Leszek Krutulski

Leszek Krutulski
Leszek Krutulski

Half-Portraits – Leszek Krutulski

I Mark the Frames of Time

I’ll start the description of this project with a quotation from the leaflet which I hand to people in places where I take photographs.

• I take a photograph of one half of somebody’s face using untypical lighting. The other half of the face will be photographed in ten years.

• The portraits are taken with Graflex analogue camera on 4×5 inches negative

• Each photographed person agrees for her/his image to be used in my exhibitions and publications, and after a few years I send a scanned negative to her/his email address

• I take half-portraits of people regardless of age, sex or profession

Why two photograps?

• Because I want to register a 10-year passage of time

• It is not only about passing time, but also about people participating in this ritual, being creators of this project along with myself. To join this project is to meditate on passing time.

• I use an analogue technique because it allows to share experience of a moment – the photographed person and photograher, evidenced by a single negative which I develop and print myself.
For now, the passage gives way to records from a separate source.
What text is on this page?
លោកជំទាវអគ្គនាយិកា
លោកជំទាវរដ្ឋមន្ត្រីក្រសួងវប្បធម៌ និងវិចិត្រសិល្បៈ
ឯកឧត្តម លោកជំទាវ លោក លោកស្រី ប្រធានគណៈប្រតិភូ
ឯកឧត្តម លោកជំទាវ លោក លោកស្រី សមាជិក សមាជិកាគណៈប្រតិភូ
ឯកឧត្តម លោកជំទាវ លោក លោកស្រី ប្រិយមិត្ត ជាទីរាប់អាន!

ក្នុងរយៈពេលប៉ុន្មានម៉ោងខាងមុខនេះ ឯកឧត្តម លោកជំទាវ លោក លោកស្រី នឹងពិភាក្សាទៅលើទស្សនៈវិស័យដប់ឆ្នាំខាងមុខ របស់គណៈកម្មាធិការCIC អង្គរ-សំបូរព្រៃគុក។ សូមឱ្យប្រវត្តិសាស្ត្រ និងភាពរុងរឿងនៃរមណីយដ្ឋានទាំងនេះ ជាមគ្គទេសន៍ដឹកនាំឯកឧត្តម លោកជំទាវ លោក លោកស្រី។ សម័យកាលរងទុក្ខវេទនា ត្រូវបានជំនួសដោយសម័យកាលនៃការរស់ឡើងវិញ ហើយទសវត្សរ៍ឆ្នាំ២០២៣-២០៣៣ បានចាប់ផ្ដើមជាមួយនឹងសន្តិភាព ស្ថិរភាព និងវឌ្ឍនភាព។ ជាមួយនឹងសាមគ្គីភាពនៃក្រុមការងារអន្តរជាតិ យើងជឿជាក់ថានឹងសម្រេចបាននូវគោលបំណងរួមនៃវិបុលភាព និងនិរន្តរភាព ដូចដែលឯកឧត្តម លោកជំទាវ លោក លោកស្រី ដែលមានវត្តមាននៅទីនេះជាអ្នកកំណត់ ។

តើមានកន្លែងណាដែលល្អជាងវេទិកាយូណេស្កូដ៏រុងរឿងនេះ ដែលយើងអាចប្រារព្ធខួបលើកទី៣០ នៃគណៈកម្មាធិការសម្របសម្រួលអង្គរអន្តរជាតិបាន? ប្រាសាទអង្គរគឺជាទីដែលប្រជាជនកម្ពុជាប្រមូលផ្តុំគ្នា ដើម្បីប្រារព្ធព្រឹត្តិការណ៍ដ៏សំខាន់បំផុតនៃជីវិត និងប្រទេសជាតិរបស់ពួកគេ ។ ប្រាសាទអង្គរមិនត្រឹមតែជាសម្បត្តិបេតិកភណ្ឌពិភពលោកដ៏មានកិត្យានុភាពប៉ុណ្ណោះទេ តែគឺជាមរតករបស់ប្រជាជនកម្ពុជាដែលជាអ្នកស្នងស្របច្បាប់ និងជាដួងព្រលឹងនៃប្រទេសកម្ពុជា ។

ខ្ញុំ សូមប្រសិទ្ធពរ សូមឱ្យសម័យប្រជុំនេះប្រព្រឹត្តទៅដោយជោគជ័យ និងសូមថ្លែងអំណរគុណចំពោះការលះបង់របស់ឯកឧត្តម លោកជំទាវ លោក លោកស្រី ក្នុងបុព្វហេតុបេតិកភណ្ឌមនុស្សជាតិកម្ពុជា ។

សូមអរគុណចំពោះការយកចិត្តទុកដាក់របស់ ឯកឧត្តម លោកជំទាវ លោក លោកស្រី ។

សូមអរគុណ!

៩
An image, especially a photographic image registers a moment. It takes a moment of releasing the shutter outside the frames of time of the photographed object and photographer. The photograph itself may become a point of reference now. When we compare the photographed object, person with a photographed person or object we can observe changes that take place as time passes. The artistic dimension of this narrative is not what we see, but the thought we can embrace, sometimes just for a moment, and touch in the realm of our imagination. It is where the word „time”acquires another reality, not the one of our everyday hustle. Time experienced in this way becomes „an object” to which this project is subordinated. It is my way of closing this passing time.
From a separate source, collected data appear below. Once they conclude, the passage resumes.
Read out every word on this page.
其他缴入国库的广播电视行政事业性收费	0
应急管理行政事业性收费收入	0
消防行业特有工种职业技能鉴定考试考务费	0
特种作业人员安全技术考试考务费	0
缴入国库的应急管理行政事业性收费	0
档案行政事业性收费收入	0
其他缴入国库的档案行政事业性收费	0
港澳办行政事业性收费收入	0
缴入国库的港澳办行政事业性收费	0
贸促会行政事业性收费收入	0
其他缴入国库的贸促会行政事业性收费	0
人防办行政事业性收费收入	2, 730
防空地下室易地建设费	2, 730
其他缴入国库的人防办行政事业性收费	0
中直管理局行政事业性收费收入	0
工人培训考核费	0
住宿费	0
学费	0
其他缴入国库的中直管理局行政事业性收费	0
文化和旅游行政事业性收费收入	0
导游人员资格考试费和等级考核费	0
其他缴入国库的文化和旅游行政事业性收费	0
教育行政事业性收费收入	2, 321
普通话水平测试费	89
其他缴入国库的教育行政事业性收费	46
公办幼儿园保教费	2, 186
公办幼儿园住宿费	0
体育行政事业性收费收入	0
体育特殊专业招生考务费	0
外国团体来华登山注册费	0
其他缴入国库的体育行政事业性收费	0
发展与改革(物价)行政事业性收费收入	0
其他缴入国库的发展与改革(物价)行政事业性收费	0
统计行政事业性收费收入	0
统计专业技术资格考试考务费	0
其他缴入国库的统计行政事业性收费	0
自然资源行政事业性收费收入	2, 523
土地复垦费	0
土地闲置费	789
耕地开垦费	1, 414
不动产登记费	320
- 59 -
I have realized this project since 2011 and plan to continue it for 20 years. It means that I photograph the left side of a face for 10 years and right side for another 10 years. So far ( it will be presented in detail in the attachment) I visited over a dozen places in Poland. I also took the project to Denmark, Germany and Czech Republic. I have taken ca.2000 half-portraits. I photograph with 4×5 in. Graflex, an old American camera. Each photograph is registered separately by a physical and chemical process on a black and white negative. I realize that I am an anachronistic photographer, but in this project I consciously chose the figure of such a photographer. An old camera, a piece of fabric used to frame and focus the image, time to set the parametres of light, put in the cassette, take a photograph and write down an email for sending the scanned photograph. This way of taking photographs allows a very intimate contact which the photographed person. People come to such a photographer, like in the old days, sit down comfortably, often start talking. Conversations are mostly about time and passing which fills me with joy. In 2013 I took a photo of Marcin Bortkiewicz. Our conversation about my project led to his documentary A Left Side of a Face of which my work was a starting point.

https://vimeo.com/48764704

https://vimeo.com/69877170

http://culture.pl/pl/wideo/marcin-bortkiewicz-o-filmie-lewa-polowa-twarzy-wideo

 

Leszek Krutulski– photographer, lecturer, co-founder of the „po” Gallery, founder of archives. Graduated from the Academy of Fine Arts in his home town Wroclaw. He has been engaged in photographing for three decades. He works as a lecturer for the Institute of Visual Arts at the University of Zielona Gora. His artistic work consists of documenting time, history and maintaining the memory of people and places. For several years he has been archiving and digitizing collections of glass negatives from the years 1911 to 1933 by the Silesian photographer Otto Eichler. Thus he has been restoring abandoned images of history, modernity. His project “Half portrait” is a reference to the idea of collecting and creating the set: collection of portraits that evolve in time from a document to a symbolic record of passing.